Eine (außerordentliche) Verdachtskündigung kann gerechtfertigt sein, wenn sich starke Verdachtsmomente auf objektive Tatsachen gründen, die Verdachtsmomente geeignet sind, das für die Fortsetzung des Arbeitsverhältnisses erforderliche Vertrauen zu zerstören, und der Arbeitgeber alle zumutbaren Anstrengungen zur Aufklärung des Sachverhaltes unternommen, insbesondere dem Arbeitnehmer Gelegenheit zur Stellungnahme gegeben hat (ständige Rechtsprechung des Bundesarbeitsgerichts, z. B. Urteil 05.04.2001 - 2 AZR 217/00 - AP Nr. 34 zu § 626 BGB Verdacht strafbarer Handlung; 10.02.2005 - 2 AZR 189/04 - AP Nr. 79 zu § 1 KSchG 1969). Der Verdacht muss schwerwiegend sein (BAG 10.02.2005 a.a.O.: "Dringender Verdacht" [B I. 4. der Gründe]).

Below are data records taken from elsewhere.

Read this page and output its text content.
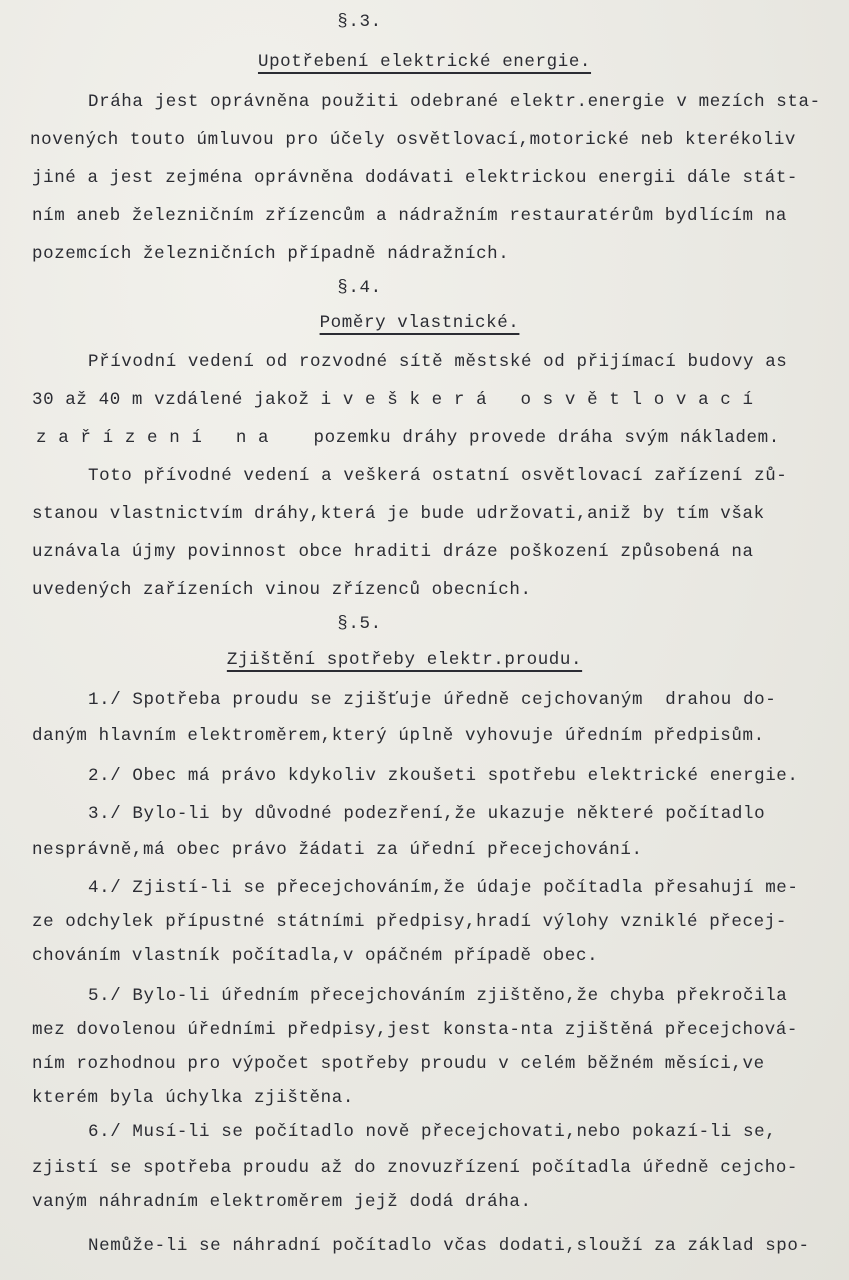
§.3.
Upotřebení elektrické energie.
Dráha jest oprávněna použiti odebrané elektr.energie v mezích sta-
novených touto úmluvou pro účely osvětlovací,motorické neb kterékoliv
jiné a jest zejména oprávněna dodávati elektrickou energii dále stát-
ním aneb železničním zřízencům a nádražním restauratérům bydlícím na
pozemcích železničních případně nádražních.
§.4.
Poměry vlastnické.
Přívodní vedení od rozvodné sítě městské od přijímací budovy as
30 až 40 m vzdálené jakož i v e š k e r á   o s v ě t l o v a c í
z a ř í z e n í   n a    pozemku dráhy provede dráha svým nákladem.
Toto přívodné vedení a veškerá ostatní osvětlovací zařízení zů-
stanou vlastnictvím dráhy,která je bude udržovati,aniž by tím však
uznávala újmy povinnost obce hraditi dráze poškození způsobená na
uvedených zařízeních vinou zřízenců obecních.
§.5.
Zjištění spotřeby elektr.proudu.
1./ Spotřeba proudu se zjišťuje úředně cejchovaným  drahou do-
daným hlavním elektroměrem,který úplně vyhovuje úředním předpisům.
2./ Obec má právo kdykoliv zkoušeti spotřebu elektrické energie.
3./ Bylo-li by důvodné podezření,že ukazuje některé počítadlo
nesprávně,má obec právo žádati za úřední přecejchování.
4./ Zjistí-li se přecejchováním,že údaje počítadla přesahují me-
ze odchylek přípustné státními předpisy,hradí výlohy vzniklé přecej-
chováním vlastník počítadla,v opáčném případě obec.
5./ Bylo-li úředním přecejchováním zjištěno,že chyba překročila
mez dovolenou úředními předpisy,jest konsta-nta zjištěná přecejchová-
ním rozhodnou pro výpočet spotřeby proudu v celém běžném měsíci,ve
kterém byla úchylka zjištěna.
6./ Musí-li se počítadlo nově přecejchovati,nebo pokazí-li se,
zjistí se spotřeba proudu až do znovuzřízení počítadla úředně cejcho-
vaným náhradním elektroměrem jejž dodá dráha.
Nemůže-li se náhradní počítadlo včas dodati,slouží za základ spo-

Bei Anwendung der vorgenannten Rechtsgrundsätze zur Verdachtskündigung steht für die erkennende Kammer fest, dass der vorgetragene Sachverhalt nicht ausreicht, einen starken oder gar dringenden Verdacht gegen die Klägerin wegen der Entwendung der Tageseinnahmen zu begründen. Da auch die Beklagte von einer Mittäterschaft der drei Mitarbeiterinnen der Beklagten nicht ausgeht und nicht dargetan hat, steht nur fest - wenn man den Vortrag der Beklagten als wahr unterstellt, dass nur drei Mitarbeiterinnen Zugang zum Tresorschlüssel gehabt haben - dass eine der drei Mitarbeiterinnen die Tageseinnahmen entwendet hat. Damit besteht für eine Täterschaft der Klägerin ein Verdachtsgrad von 33,3 %. Ein Verdachtsgrad in dieser Höhe ist weder stark, schwerwiegend noch dringend und rechtfertigt keine außerordentliche Verdachtskündigung.

2. Auch die von der Beklagten hilfsweise erklärte ordentliche Kündigung vom 19.04.2004 zum 31.07.2004 ist sozial ungerechtfertigt und damit unwirksam. Der von der Beklagten vorgetragene Sachverhalt rechtfertigt auch keine ordentliche Verdachtskündigung.

III.

Die Kostenentscheidung beruht auf § 64 Abs. 6 ArbGG i.V.m. § 91 Abs. 1 ZPO, wonach die unterlegene Partei die Kosten des Rechtsstreits zu tragen hat.

Die Zulassung der Revision beruht auf § 72 Abs. 2 Nr. 1 ArbGG.